BATCH CO-REGISTRATION OF MARS HIGH-RESOLUTION IMAGES TO HRSC MC11-E MOSAIC
- Imaging Group, Mullard Space Science Laboratory, Dept. of Space and Climate Physics, University College London, Holmbury St Mary, Surrey, RH5 6NT, UK
Keywords: Automated co-registration, orthorectification, mosaic, MC11-E quadrangle, DTM, high-resolution data fusion
Abstract. Four NASA missions over the last forty years with onboard instruments for high-resolution orbital imaging have achieved both global coverage (with 6m CTX, 20m THEMIS-VIS and >8m Viking Orbiter cameras) as well as imaging with very high resolution in specific regions of interest (e.g. 25cm HiRISE and ≈1.5-12m MOC-NA cameras). Overall, this set of cameras have acquired more than 400,000 high-quality images of Mars with resolution between 25cm/pixel and 100m/pixel (Sidiropoulos and Muller, 2015). On the other hand, ESA has sent the only high-resolution stereo photogrammetric camera around Mars, HRSC onboard the Mars Express spacecraft, which has been mapping the Martian surface since 2004 with a resolution of 12.5 m/pixel (Jaumann et al., 2015). Initially the raw images are combined through an elaborate photogrammetric process to get (single-strip) 3D products (i.e. digital terrain models (DTMs) and derived orthorectified images (ORIs)). However, recently the processing chain has changed, and the single-strip product release was temporarily halted to be replaced by the production and release of mosaics of Mars quadrangles. The first product of this kind is the mosaic for the East part of quadrangle MC11 (i.e. the MC11-E mosaic), a product with 12.5 metres per pixel resolution in the panchromatic image and 50 metres per pixel resolution in the corresponding DTM (Gwinner et al., 2015).

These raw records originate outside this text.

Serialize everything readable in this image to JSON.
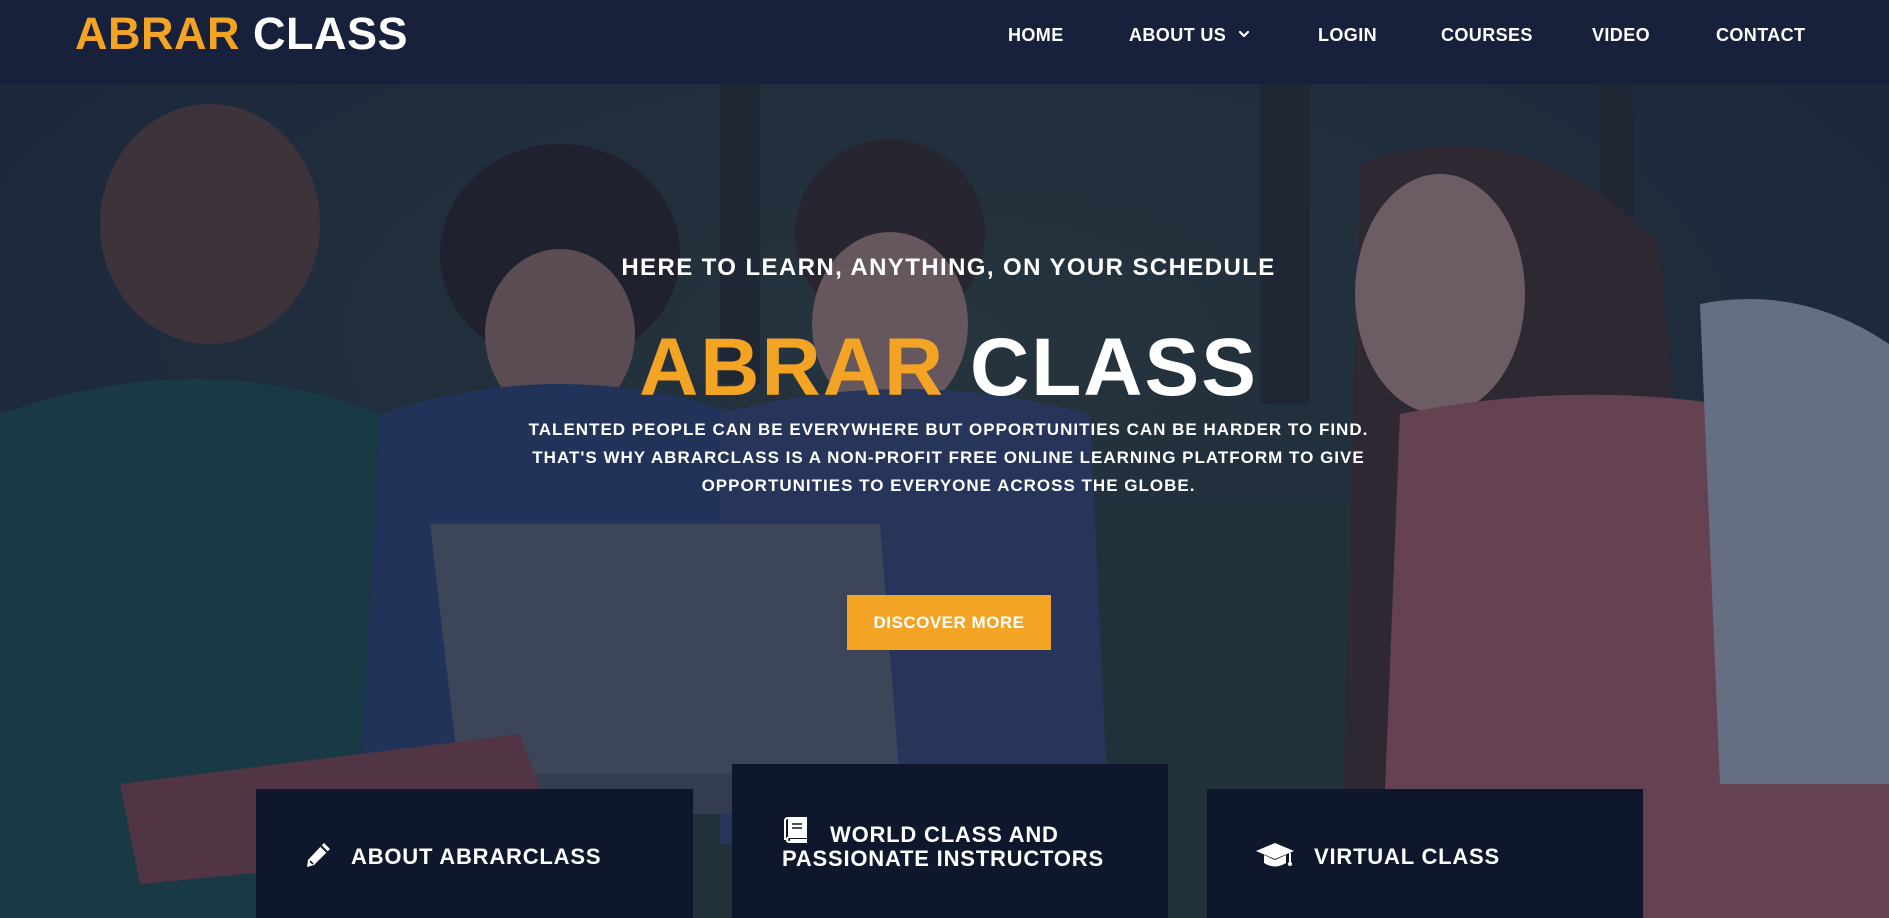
{
  "brand": {
    "name_accent": "ABRAR",
    "name_plain": "CLASS",
    "accent_color": "#f4a424",
    "nav_bg_color": "#18213b",
    "card_bg_color": "#0f172c"
  },
  "nav": {
    "items": [
      {
        "label": "HOME"
      },
      {
        "label": "ABOUT US",
        "icon": "chevron-down-icon"
      },
      {
        "label": "LOGIN"
      },
      {
        "label": "COURSES"
      },
      {
        "label": "VIDEO"
      },
      {
        "label": "CONTACT"
      }
    ]
  },
  "hero": {
    "background_description_icon": "students-with-laptop-photo",
    "tagline": "HERE TO LEARN, ANYTHING, ON YOUR SCHEDULE",
    "title_accent": "ABRAR",
    "title_plain": "CLASS",
    "description_lines": [
      "TALENTED PEOPLE CAN BE EVERYWHERE BUT OPPORTUNITIES CAN BE HARDER TO FIND.",
      "THAT'S WHY ABRARCLASS IS A NON-PROFIT FREE ONLINE LEARNING PLATFORM TO GIVE",
      "OPPORTUNITIES TO EVERYONE ACROSS THE GLOBE."
    ],
    "cta_label": "DISCOVER MORE"
  },
  "features": [
    {
      "icon": "pencil-icon",
      "label_lines": [
        "ABOUT ABRARCLASS"
      ]
    },
    {
      "icon": "book-icon",
      "label_lines": [
        "WORLD CLASS AND",
        "PASSIONATE INSTRUCTORS"
      ]
    },
    {
      "icon": "graduation-cap-icon",
      "label_lines": [
        "VIRTUAL CLASS"
      ]
    }
  ]
}
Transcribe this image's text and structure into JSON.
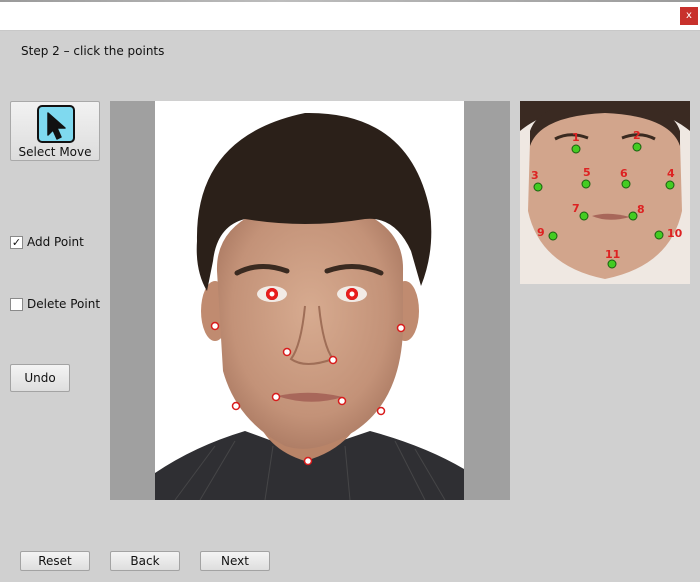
{
  "window": {
    "close_label": "x"
  },
  "step": {
    "title": "Step 2 – click the points"
  },
  "tool": {
    "select_move_label": "Select Move",
    "icon": "arrow-cursor-icon"
  },
  "options": {
    "add_point": {
      "label": "Add Point",
      "checked": true,
      "mark": "✓"
    },
    "delete_point": {
      "label": "Delete Point",
      "checked": false
    }
  },
  "actions": {
    "undo": "Undo",
    "reset": "Reset",
    "back": "Back",
    "next": "Next"
  },
  "reference": {
    "point_labels": [
      "1",
      "2",
      "3",
      "4",
      "5",
      "6",
      "7",
      "8",
      "9",
      "10",
      "11"
    ],
    "marker_color": "#44cc22",
    "label_color": "#dd2222"
  },
  "main_image": {
    "marker_color": "#d81b1b"
  }
}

Such a product provides an excellent basemap to co-register and orthorectify all NASA high-resolution (≤100m/pixel) orbital images. The need for this co-registration to HRSC comes from their poor areo-referencing, which often leads to large deviations (reaching up to several kilometres) between the area they are supposed to image and the area they are actually imaging. After co-registration, all products are projected onto an common 3D coordinate system, which allows an examination of dynamic features of Mars through the changes that happen on its surface. In this work, we present the results of the batch coregistration of all NASA high-resolution orbiter images of MC11-E, i.e. almost 8,000 images in total. This task was conducted with an in-house pipeline which was modified in order to handle the different parameters of the mosaic in comparison to single-strip HRSC products and to process the large input data volumes within a realistic time. An outline of the processing pipeline is given, along with examples of co-registered images and statistics of the co-registration performance. We demonstrate how such a time series representation of the surface will open up new areas for exploration and understanding of the Martian surface.